Most painful but rewarding experience

Jada

I can’t believe it’s finally my turn to write my birth story! I had 4 different false alarms so when I went to the hospital Thursday night at 9:00 with contractions 5 minutes apart for an hour, I swore my body was tricking me again. So I went in and got hooked up the the monitor in the labor room and the nurse checked my cervix. As I’m laying there staring at the ceiling I start doubting that this was it because my contractions were subsiding. She then said “we’re having a baby tonight!” I lifted my head and paused. “Wait what?” I immediately started freaking out. I had the worst anxiety. So I get my IV put in and she leaves me to labor for a little while. She checks m 2-3 hours later and I was 7 cm. But I wasnt having close, regular contractions or any pain. So she left me a checked one more time at around 3 am and i was still 7 cm. She said we would wait for the doctor to come in the morning. The doctor didn’t come in until 9:00 am. I wasn’t in pain, just tired and anxious. My contractions were still irregular and not painful. So he comes in and checks me. He’s surprised. He said “wow. 7 cm. 100% effaced. And station 0” they look at me and laugh. The nurse says “how are you not having any contractions or pain?!” I was like 😅🤷🏽‍♀️. So 9:15 he breaks my water and 9:20 I start Pitocin. I get one big contraction about 5 mins later and I’m like “I think I’m gonna want the epidural..” no one listened to me! They said no 😅😩 and I get one more contraction like 9:45. And the nurse comes in and says “let me know when you feel pressure and you have to poop” I started nodding furiously!! And so she checks me and I’m 9cm. She asks me to practice pushing. Omg. Worst thing ever. I’ve been awake since Thursday morning and probably only slept for 5 hours on Wednesday night. I couldn’t do it. I pushed for an hour and half. I cried and begged for my life to let me stop. I could NOT do it. I looked my fiancé in the eyes and cried “please.. please don’t make me do it”. He’s already crying because he sees our little mans head. He just stared at me with red eyes and said “babe please. You can do it. I see his hair. He’s right there.” I screamed and screamed. I tried to strip my gown off 😅 apparently I bit my mom 😂 and finally he popped out! I was in SHOCK. Nearly traumatized. I was so tired and it didn’t hit me that I just gave birth. I looked scared! I couldn’t believe it.

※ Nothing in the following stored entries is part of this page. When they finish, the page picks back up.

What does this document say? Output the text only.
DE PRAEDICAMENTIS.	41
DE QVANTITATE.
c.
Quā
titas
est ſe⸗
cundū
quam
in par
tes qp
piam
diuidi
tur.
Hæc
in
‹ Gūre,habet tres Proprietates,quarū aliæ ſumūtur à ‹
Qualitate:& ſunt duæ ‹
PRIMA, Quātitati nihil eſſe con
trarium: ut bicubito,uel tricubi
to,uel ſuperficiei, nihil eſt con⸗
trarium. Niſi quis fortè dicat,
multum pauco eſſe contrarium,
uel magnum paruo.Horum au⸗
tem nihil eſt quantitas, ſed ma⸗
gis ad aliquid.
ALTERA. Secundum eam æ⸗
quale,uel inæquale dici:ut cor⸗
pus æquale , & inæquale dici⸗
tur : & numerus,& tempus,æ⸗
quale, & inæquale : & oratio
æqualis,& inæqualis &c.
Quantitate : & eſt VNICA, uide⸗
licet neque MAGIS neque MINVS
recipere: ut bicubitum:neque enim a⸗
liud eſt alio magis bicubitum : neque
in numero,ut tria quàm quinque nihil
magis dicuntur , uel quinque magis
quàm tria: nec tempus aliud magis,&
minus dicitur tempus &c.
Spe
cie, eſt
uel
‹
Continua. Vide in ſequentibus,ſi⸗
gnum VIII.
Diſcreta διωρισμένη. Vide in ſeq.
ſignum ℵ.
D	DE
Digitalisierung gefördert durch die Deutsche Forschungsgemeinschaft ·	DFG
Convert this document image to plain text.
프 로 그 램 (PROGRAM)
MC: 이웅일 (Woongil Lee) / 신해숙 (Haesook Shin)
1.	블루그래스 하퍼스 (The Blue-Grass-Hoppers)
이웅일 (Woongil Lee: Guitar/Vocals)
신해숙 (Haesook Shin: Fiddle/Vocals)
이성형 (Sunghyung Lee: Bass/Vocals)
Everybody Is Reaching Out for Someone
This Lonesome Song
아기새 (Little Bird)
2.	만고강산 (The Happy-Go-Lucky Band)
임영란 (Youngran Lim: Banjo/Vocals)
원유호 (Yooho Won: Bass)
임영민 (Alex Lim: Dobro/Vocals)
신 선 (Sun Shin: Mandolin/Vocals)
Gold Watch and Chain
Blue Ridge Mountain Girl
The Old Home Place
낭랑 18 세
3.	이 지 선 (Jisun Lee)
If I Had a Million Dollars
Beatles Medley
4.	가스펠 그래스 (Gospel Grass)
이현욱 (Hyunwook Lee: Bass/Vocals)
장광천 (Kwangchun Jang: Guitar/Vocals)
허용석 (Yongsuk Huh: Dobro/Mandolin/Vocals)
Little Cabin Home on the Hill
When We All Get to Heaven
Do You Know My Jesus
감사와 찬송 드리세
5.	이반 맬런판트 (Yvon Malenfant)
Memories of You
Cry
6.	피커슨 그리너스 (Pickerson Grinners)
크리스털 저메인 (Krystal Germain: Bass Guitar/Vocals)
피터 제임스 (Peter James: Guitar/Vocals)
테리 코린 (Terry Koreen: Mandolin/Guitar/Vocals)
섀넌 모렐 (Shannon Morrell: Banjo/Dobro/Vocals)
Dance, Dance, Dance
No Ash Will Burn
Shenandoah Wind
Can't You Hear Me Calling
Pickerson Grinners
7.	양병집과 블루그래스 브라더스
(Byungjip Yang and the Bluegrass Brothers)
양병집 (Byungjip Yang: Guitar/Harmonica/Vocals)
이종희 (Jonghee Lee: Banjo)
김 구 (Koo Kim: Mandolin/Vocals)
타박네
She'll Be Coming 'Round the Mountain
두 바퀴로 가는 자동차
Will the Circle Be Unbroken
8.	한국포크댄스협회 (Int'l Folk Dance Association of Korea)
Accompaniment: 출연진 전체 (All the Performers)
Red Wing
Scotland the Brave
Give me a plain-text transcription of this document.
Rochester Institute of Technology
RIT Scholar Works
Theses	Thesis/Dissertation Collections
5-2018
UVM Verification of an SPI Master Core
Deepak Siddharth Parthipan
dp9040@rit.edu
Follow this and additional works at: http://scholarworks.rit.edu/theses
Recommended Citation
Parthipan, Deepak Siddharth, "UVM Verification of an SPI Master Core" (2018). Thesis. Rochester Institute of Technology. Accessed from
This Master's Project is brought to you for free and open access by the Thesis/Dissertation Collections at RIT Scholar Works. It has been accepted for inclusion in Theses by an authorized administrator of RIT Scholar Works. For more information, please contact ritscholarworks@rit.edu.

So at 11:40 am my little Eli Matthew was born

6 lbs 3 oz and 17.5 inches.

Born at 37+6.

I have truly never loved anyone or anything as much as I love him. I was so afraid for months that I wouldn’t feel this love, that it wouldn’t hit me. But oh boy it hit like a bus. This was the most painful, traumatizing experience. But oh my goodness, I love you more than words to describe my little Eli.